Él le hizo llegar otra nota poética y trágica: Aunque me parta un rayo por la mitad, esta tarde estaré a las seis en la heladería Golosinas.
Fueron puntuales los dos. Se miraron sonrientes. La sonrisa de Rosendo más amplia que la de Alfonsina. Ella estaba guapísima, para comérsela, con una blusa que ponía en valor el abultamiento de sus senos helénicos ya, y una falda por debajo de la que asomaban unas piernas largas y bien toreadas. Él llevaba puesta una camiseta con agresivos tiburones impresos, unos vaqueros artísticamente rotos y la cabeza despeinada al estilo Gladiador.
Por tener gustos parecidos, pidieron dos helados de turrón de almendras, y nata. Mientras los degustaban, ella le dio un repaso a la libreta que él le había entregado. Al terminar, buena conocedora, a pesar de su juventud, del arte de la tortura que las féminas conocen tan bien por haberla ejercido durante siglos, dijo:
—Tu caligrafía ha empeorado. ¿Tienes ganas todavía de darme un beso?
—Mas ganas que nunca. Tantas ganas tengo de darte un beso, que muero de las ganas que tengo.
—Si permito que me des un beso mi boca sabrá al helado que estamos tomando.
—No me importa, mi boca sabrá a lo mismo que la tuya.
—Eres obstinado y persistente —haciéndolo pasar por el tormento de fruncir caprichosamente los labios que Rosendo moría de ganas de besar.
—Si para cuando hayamos terminado se te han pasado las ganas de besarme, me lo dices y te ahorras realizar ese sacrificio.
—No será jamás un sacrificio besarte, el sacrificio será no pasarme la vida entera besándote —apasionado él.
Ella no lo demostró, pero estas palabras suyas le encantaron. La tortura de Rosendo se prolongó un poco más. Ella se limpió la boca con una servilleta. La soltó, muy arruada, dentro de la copa vacía. Se puso de pie. Él se puso de pie al doble de velocidad.
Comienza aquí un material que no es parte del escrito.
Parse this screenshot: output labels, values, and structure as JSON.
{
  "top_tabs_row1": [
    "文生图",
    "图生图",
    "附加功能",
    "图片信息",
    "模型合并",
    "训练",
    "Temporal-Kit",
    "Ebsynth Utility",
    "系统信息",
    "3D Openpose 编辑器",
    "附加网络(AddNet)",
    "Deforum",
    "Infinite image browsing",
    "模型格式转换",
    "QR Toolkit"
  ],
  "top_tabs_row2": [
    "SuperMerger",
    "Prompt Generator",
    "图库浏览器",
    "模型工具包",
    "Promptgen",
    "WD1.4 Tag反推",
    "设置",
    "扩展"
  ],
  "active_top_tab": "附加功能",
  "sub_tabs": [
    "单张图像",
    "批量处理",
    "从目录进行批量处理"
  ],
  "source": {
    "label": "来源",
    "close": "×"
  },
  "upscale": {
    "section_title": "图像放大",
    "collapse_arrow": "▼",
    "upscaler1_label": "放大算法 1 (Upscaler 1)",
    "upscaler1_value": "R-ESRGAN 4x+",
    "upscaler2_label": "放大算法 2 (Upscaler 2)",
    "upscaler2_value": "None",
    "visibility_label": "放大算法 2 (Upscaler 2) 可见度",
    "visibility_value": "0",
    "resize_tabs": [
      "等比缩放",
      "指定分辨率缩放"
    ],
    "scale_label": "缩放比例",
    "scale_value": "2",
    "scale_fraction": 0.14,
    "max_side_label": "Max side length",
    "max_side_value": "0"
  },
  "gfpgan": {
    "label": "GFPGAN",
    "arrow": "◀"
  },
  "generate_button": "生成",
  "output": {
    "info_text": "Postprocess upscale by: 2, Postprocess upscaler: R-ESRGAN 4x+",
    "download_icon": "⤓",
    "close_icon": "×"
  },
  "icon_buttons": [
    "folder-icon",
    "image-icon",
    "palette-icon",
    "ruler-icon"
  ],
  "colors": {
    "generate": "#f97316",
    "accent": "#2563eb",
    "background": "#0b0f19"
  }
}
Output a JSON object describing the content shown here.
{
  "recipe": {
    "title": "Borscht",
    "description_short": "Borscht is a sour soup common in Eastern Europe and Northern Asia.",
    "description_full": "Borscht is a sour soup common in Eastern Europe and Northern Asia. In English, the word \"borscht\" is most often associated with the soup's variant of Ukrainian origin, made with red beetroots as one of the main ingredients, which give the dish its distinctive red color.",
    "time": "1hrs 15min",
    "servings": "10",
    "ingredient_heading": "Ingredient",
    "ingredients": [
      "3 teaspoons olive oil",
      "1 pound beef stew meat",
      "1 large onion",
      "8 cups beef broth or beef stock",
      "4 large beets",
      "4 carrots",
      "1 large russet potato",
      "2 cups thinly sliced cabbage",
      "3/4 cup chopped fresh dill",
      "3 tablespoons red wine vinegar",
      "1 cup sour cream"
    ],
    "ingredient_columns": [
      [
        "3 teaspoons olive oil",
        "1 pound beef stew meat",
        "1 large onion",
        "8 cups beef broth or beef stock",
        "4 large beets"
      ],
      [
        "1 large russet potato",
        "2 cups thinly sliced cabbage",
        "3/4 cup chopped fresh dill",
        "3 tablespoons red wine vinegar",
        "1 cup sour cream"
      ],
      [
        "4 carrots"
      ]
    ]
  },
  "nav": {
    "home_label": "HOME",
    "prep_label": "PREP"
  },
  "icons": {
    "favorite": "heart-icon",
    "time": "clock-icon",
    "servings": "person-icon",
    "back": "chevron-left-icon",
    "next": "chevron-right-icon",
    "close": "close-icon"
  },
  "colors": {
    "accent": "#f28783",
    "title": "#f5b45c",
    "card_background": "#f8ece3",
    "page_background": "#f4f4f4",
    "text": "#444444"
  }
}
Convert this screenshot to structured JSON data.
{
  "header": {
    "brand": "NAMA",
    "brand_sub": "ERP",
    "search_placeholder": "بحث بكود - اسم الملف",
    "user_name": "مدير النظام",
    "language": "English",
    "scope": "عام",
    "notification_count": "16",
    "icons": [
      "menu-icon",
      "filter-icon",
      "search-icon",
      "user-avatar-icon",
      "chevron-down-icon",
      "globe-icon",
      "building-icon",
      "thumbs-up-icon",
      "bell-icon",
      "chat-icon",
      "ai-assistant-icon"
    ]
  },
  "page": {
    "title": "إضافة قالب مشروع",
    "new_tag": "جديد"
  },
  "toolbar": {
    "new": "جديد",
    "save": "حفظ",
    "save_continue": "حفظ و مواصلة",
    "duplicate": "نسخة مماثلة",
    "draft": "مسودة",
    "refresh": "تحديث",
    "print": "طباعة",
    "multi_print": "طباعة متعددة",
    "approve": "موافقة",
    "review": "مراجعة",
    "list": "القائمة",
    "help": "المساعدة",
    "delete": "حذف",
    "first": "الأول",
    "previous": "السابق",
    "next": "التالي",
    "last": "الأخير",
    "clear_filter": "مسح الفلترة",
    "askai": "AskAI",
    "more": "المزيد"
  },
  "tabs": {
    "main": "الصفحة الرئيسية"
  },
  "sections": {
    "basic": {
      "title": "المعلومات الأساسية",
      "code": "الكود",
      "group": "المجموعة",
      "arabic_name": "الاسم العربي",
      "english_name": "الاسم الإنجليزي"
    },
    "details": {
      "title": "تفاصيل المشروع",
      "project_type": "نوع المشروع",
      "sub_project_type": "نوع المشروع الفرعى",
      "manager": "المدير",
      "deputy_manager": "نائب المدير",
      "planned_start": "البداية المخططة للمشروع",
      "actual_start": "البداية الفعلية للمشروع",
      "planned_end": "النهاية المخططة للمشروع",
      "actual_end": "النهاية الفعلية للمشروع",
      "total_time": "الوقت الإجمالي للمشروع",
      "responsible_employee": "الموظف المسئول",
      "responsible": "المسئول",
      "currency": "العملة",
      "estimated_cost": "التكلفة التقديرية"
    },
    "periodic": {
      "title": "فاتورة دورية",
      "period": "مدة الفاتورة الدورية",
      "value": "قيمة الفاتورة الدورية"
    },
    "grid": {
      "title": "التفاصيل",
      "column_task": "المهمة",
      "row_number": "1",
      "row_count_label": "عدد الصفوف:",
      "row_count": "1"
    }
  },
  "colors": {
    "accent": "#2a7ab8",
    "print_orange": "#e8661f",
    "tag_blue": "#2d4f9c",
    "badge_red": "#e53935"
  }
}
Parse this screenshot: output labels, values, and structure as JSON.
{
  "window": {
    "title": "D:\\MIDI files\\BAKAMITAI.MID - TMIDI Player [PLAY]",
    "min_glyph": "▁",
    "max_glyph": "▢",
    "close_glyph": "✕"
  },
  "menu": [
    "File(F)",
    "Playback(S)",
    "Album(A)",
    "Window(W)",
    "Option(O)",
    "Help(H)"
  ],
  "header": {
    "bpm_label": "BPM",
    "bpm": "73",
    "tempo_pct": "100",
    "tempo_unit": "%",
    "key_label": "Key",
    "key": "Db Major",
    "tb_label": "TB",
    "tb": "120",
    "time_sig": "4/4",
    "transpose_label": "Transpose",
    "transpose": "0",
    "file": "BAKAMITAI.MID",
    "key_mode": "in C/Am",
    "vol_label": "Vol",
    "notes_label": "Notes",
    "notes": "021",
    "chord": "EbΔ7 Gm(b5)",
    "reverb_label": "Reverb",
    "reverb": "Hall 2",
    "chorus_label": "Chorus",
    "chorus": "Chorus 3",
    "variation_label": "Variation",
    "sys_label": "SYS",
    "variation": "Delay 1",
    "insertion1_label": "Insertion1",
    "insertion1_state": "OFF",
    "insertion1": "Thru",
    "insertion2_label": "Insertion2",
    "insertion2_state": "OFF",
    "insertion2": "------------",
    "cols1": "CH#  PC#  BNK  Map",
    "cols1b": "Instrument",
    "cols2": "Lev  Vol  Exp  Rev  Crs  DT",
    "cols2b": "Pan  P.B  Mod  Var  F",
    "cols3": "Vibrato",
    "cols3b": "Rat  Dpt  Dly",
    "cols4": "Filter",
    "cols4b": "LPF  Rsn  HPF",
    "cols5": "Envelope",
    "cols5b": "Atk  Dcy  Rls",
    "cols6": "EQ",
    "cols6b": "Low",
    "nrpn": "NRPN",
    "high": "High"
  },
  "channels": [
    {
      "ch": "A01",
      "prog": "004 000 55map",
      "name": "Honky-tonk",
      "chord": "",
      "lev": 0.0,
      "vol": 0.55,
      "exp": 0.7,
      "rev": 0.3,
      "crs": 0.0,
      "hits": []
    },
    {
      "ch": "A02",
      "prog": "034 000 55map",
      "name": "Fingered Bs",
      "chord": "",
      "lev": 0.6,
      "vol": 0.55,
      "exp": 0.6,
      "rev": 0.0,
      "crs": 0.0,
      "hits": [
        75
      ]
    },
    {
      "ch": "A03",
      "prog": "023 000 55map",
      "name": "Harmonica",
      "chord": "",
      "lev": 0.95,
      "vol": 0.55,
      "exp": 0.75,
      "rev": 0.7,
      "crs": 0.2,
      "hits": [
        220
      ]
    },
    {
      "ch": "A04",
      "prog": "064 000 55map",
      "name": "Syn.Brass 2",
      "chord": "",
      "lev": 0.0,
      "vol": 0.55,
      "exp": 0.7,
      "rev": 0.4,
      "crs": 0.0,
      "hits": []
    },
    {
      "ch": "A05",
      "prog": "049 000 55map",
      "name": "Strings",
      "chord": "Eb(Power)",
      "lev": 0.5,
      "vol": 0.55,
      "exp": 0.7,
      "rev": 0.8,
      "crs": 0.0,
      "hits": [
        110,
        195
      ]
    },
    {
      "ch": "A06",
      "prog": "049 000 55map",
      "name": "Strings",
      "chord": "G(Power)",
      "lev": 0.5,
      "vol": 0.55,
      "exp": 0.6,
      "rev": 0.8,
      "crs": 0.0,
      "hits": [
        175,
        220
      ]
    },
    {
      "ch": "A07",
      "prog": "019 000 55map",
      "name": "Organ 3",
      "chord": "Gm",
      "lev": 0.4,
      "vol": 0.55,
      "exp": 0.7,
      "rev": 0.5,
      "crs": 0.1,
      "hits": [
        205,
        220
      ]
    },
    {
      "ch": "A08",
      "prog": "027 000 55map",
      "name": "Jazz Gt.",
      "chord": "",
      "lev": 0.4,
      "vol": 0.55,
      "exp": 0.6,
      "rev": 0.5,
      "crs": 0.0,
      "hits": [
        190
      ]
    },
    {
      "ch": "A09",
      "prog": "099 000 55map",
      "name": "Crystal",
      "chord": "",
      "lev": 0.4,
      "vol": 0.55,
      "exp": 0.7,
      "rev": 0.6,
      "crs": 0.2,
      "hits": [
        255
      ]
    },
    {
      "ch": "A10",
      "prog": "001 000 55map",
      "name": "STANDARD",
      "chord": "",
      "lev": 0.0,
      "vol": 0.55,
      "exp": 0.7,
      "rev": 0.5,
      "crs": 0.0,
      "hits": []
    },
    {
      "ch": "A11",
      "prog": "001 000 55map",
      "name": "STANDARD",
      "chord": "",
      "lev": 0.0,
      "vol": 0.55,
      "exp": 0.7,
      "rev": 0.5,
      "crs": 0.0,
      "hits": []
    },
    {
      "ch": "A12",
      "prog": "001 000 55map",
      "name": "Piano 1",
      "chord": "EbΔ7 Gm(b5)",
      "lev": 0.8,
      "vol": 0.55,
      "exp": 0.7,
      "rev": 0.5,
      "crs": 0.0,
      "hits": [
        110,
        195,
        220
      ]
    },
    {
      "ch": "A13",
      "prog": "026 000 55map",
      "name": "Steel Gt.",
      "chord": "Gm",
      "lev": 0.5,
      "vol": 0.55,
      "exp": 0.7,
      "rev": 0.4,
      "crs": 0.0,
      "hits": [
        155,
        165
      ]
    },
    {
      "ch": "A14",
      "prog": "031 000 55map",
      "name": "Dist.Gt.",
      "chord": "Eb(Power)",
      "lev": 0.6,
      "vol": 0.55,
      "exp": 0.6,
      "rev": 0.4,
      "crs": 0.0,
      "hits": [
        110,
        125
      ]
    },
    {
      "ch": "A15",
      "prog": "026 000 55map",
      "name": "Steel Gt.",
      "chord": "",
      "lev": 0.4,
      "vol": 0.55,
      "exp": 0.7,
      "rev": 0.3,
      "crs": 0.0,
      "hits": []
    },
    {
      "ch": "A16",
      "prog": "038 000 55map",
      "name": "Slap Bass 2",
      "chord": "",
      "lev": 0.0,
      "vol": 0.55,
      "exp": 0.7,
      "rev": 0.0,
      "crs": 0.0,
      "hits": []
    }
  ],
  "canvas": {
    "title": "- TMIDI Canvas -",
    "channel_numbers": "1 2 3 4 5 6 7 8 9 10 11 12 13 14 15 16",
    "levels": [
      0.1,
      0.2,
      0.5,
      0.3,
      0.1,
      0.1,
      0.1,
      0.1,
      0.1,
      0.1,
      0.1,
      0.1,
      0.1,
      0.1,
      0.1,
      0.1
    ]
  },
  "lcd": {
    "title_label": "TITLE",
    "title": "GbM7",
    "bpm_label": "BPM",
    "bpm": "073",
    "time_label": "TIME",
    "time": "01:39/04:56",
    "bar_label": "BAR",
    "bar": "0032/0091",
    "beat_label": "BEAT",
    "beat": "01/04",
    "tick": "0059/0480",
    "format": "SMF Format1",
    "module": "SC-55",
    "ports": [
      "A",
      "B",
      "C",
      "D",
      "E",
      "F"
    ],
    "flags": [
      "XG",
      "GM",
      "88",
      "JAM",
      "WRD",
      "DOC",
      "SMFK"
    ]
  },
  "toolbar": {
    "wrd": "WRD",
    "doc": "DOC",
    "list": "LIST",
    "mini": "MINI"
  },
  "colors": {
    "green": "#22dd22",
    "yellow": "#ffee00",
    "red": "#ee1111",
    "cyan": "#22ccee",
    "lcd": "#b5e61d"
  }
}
Ella caminó hacia la puerta. Él se adelantó abriéndosela. Caminaron unos metros. Alfonsina se detuvo delante de un portal.
—En este edificio vive mi amiga Nuria. Vamos a entrar.
—¿Por qué? —preguntó él creyendo que ella no pensaba cumplir su palabra.
—Porque lo digo yo —contundente ella.
—Si tú lo dices: perfecto —empezando a enojarse él.
Entraron. Alfonsina cerró la puerta. No había nadie en el pequeño vestíbulo donde se encontraba el ascensor. Ella risueña dijo:
—Ahora puedes besarme. No nos verá nadie.
Él esbozó una sonrisa de lobo feroz. La cogió de los hombros, la atrajo hacia él y pegó la boca a la boca de ella tan unida como si tuviese pegamento en los labios. Fue un beso largo, apasionado, casi violento por ambas partes.
—¡Qué bien besas! —reconoció ella, encantada.
—Y eso que tengo poquísima práctica —explicó él, ufano.
—Vamos a darnos otro beso —dijo ella deseosa, acalorada.
—Tus deseos son órdenes para mí —recobrada él la confianza en sí mismo,
A Alfonsina le gustaron tanto los besos de Rosendo que, en el futuro, no le hizo escribir más páginas en ninguna libreta.
Un hombre que era sabio, aunque no se llamaba Salomón, dijo: <<Las cosas solo se sabe si gustan, cuando se prueban>>.